Par ailleurs, le rapport de la police judiciaire est constitué de cinq
pages, les décisions de renvoi en jugement de deux ou trois pages, ce
qui est fort peu pour une affaire complexe.
Les requérants font par ailleurs valoir qu'ils ont toujours
collaboré à la recherche de la vérité et se sont toujours présentés
ponctuellement à la justice lorsqu'ils en ont été requis.
Par contre, ils relèvent qu'entre le renvoi de l'affaire au
juge d'instruction le 18 janvier 1975, et l'accomplissement par ce
dernier du premier acte d'instruction, il s'est écoulé presque un
lustre. Ils notent également que les remises d'audience, à
l'exception de deux d'entre elles, furent motivées par des causes
diverses qui ne leur sont pas imputables.
La Commission relève que la procédure diligentée contre
les requérants a débuté le 23 juin 1974, date à laquelle les
requérants furent informés qu'ils faisaient l'objet de poursuites.
Les requérants ont été relaxés par jugement du 16 septembre
1987 du tribunal de Salerno, devenu définitif le 23 novembre 1987
après que le procureur de la république et le procureur général eurent
renoncé à poursuivre leur appel.
La procédure a ainsi duré treize ans et cinq mois.

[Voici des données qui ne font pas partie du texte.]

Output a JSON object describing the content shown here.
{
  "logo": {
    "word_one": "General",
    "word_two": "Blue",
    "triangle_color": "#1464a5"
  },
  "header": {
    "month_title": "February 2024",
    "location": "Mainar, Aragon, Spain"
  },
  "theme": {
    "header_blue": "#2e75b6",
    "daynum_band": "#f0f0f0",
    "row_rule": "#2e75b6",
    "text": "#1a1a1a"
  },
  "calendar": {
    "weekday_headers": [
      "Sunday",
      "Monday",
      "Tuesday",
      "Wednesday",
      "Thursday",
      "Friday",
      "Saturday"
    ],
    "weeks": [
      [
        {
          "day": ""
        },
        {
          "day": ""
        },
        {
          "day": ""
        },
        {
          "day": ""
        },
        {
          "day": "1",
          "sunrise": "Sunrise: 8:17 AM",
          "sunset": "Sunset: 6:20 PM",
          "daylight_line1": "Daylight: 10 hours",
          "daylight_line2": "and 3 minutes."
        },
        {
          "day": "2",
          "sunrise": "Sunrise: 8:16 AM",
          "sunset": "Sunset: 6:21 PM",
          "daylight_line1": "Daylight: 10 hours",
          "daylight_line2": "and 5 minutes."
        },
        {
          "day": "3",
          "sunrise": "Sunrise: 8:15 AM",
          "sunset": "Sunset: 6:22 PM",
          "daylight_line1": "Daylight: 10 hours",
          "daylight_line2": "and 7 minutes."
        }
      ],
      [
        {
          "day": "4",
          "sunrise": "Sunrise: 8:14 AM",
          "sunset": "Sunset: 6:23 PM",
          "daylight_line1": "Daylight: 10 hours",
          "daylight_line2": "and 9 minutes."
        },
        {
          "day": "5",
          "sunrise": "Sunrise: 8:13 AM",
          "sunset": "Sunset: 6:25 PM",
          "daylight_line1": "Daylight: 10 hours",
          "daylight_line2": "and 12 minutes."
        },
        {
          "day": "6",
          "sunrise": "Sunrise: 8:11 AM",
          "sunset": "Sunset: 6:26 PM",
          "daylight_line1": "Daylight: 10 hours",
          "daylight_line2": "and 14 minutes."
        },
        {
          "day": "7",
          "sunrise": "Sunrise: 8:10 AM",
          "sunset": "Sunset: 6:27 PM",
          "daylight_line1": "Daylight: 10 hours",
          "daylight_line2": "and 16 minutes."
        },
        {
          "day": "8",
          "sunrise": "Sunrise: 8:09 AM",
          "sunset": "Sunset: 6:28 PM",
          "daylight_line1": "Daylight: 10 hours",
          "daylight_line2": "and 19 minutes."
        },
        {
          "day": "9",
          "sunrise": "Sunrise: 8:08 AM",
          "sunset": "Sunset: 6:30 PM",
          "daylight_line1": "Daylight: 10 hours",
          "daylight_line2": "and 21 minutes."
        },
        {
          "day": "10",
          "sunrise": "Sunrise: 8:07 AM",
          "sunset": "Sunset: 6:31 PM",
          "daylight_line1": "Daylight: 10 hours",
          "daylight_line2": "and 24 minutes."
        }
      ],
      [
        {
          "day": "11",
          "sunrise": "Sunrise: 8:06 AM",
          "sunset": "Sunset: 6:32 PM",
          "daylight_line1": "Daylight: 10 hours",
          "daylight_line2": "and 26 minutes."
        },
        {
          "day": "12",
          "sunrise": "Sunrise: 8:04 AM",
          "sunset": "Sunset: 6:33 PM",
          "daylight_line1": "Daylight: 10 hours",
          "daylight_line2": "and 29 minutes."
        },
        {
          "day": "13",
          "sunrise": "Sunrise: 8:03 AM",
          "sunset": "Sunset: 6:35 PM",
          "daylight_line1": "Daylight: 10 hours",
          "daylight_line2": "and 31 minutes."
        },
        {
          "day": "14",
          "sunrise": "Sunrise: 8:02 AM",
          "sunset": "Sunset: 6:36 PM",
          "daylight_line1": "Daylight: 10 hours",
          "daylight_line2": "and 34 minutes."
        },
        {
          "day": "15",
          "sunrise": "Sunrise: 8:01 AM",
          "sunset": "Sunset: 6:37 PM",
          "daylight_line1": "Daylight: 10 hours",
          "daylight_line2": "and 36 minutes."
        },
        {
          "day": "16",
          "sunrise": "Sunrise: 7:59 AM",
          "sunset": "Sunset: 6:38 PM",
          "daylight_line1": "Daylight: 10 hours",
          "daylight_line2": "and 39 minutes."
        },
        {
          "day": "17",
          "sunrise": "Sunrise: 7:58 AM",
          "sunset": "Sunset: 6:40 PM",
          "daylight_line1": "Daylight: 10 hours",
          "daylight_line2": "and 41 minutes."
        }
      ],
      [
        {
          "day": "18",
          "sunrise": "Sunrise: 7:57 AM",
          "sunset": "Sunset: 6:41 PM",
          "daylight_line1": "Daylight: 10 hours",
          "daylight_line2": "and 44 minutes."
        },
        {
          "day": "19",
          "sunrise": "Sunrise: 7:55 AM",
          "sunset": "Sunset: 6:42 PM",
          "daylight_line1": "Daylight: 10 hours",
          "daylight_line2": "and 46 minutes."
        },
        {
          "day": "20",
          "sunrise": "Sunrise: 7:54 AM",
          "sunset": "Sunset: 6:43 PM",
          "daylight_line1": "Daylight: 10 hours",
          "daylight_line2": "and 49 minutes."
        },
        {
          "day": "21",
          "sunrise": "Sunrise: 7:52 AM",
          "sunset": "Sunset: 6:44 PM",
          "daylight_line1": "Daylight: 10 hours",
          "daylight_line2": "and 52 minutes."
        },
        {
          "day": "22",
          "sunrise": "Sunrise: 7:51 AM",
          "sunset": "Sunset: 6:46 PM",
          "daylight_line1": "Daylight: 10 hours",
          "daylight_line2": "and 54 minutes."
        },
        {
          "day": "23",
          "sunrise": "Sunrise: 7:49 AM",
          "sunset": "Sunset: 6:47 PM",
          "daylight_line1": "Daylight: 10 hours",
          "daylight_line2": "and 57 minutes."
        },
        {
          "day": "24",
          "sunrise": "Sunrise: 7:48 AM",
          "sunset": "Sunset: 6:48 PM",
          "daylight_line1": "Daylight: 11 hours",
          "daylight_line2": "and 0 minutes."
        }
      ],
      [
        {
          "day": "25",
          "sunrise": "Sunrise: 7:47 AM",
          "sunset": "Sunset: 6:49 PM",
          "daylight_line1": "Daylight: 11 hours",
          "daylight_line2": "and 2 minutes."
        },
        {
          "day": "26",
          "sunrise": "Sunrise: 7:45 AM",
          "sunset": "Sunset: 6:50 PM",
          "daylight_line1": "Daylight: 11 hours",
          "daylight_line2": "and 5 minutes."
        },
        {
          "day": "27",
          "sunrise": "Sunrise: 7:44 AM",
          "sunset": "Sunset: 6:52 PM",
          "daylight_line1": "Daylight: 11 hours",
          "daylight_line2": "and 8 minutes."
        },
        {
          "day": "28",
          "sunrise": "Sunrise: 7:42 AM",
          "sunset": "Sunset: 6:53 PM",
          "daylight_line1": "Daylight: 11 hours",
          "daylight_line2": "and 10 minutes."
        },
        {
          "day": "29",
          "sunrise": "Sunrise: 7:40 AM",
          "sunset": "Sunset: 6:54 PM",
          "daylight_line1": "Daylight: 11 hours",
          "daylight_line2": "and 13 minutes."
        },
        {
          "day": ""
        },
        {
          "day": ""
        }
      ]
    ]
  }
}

La Commission considère que la question de savoir si la durée
de la procédure a dépassé en l'espèce le délai raisonnable prévu à
l'article 6 par. 1 (art. 6-1) de la Convention, pose de sérieuses
questions de fait et de droit qui ne peuvent être résolues à ce stade
de la procédure, car elles nécessitent un examen approfondi qui relève
du fond de l'affaire.
La Commission constate par ailleurs que le grief ne se heurte
à aucun autre motif d'irrecevabilité.
Par ces motifs, la Commission
DECLARE LES REQUETES RECEVABLES, tout moyen de fond étant
réservé.
Le Secrétaire de Le Président de
la Commission la Commission
(H.C. KRÜGER) (C.A. NØRGAARD)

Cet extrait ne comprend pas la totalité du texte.